I've been told to use a blue background, white text, yellow & red for
highlights. I can't say that's been scientifically proven, but I have seen
some other awful colors being used - this scheme isn't offensive, at the very
least. There should rarely be full sentences on a slide... a few bullet points
at most.

Your completed presentation shouldn't mean much to someone who reads it over
without hearing your speech - if it does, there is probably too much text on
the slides. That said, this means you need to practice... a lot. If you can't
read off the slides, you'll need to know what you want to say.

Hope this helps!

------
BjoernKW
If possible at all try to tell a story in order to get your audience involved.
Admittedly, this can be hard especially with technical topics but even a
somewhat lacklustre, unimaginative story ("Imagine you were to build a CRUD
app ...") is better than merely walking the audience through a technical
manual.

Use pictures and simple diagrams to underline your message.

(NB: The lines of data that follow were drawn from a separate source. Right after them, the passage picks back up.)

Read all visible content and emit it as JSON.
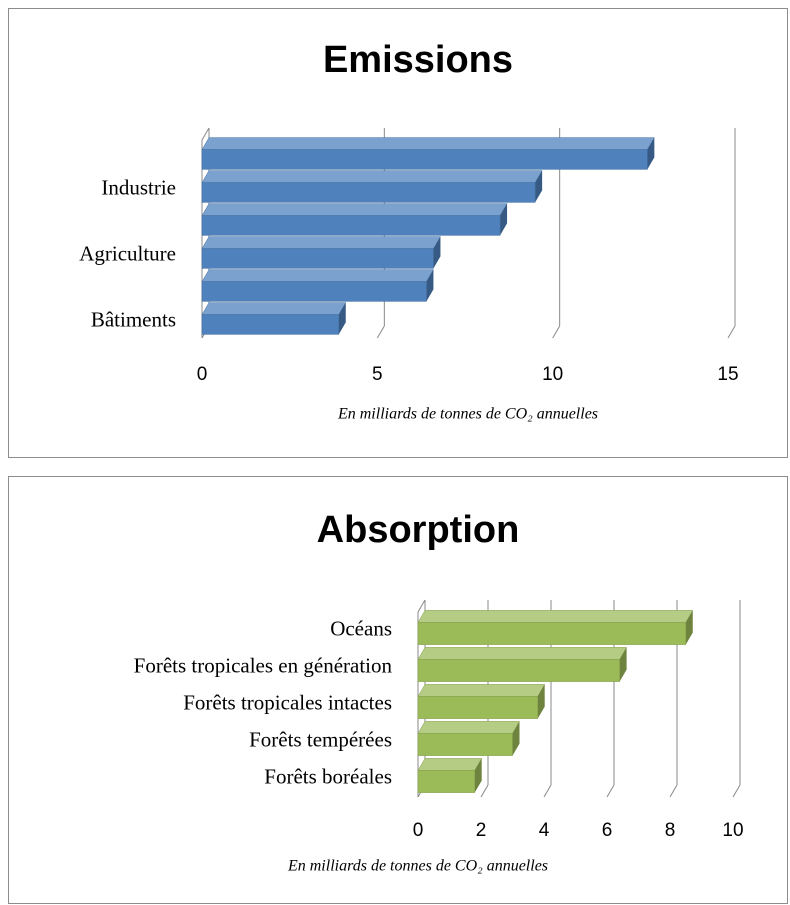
{
  "chart_data": [
    {
      "type": "bar",
      "orientation": "horizontal",
      "title": "Emissions",
      "categories": [
        null,
        "Industrie",
        null,
        "Agriculture",
        null,
        "Bâtiments"
      ],
      "values": [
        12.7,
        9.5,
        8.5,
        6.6,
        6.4,
        3.9
      ],
      "color": "#4f81bd",
      "xlim": [
        0,
        15
      ],
      "xticks": [
        0,
        5,
        10,
        15
      ],
      "grid": true,
      "x_label": "En milliards de tonnes de CO₂ annuelles"
    },
    {
      "type": "bar",
      "orientation": "horizontal",
      "title": "Absorption",
      "categories": [
        "Océans",
        "Forêts tropicales en génération",
        "Forêts tropicales intactes",
        "Forêts tempérées",
        "Forêts boréales"
      ],
      "values": [
        8.5,
        6.4,
        3.8,
        3.0,
        1.8
      ],
      "color": "#9bbb59",
      "xlim": [
        0,
        10
      ],
      "xticks": [
        0,
        2,
        4,
        6,
        8,
        10
      ],
      "grid": true,
      "x_label": "En milliards de tonnes de CO₂ annuelles"
    }
  ]
}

Another personal principle of mine for creating presentations is this:

\- Bullet points

\- are

\- the

\- devil's work.

I really don't know why bullet points are the default template in most
presentation software. They lend themselves to being misunderstood as notes
for the speaker to simply read off. Even for actual lists in presentations
bullet points mostly fail to get the message across. Besides, they make your
presentation look cluttered.

The most important aspect of preparing a presentation though is practice.
Usually I practise a presentation until I almost know its contents by heart.
This allows me to improvise and makes me feel comfortable during the talk.

------
johnnycarcin
One of the things I recently learned from James Whittaker
([http://www.docjamesw.com/](http://www.docjamesw.com/)) is to try and tell a
story. Previously I thought I had done a pretty good job about avoiding the
wall-of-text type slides and doing more talking via memory and improvisation.
While I felt that was ok, I think the idea of being able to work an actual
story around your talk helps a lot with keeping your audience engaged.

I realize it's hard to do that for some types of talks but it's something I
have been working on this year.

------
bananaiphone
\- do slides + always try to input a video that sums up the subject and wakes
people up;

\- draw a scheme on a paper;

\- attribute to them the most important points I shouldn't forget to talk
about (sometimes I put in quotes with smart words lol);

\- practice telling your cat/dog or yourself the presentation a few times,
remember the transitions, see if you're okay in terms of time;

\- don't look at your presentation and don't ever read. just use your
important points and simplify the message for it to get heard.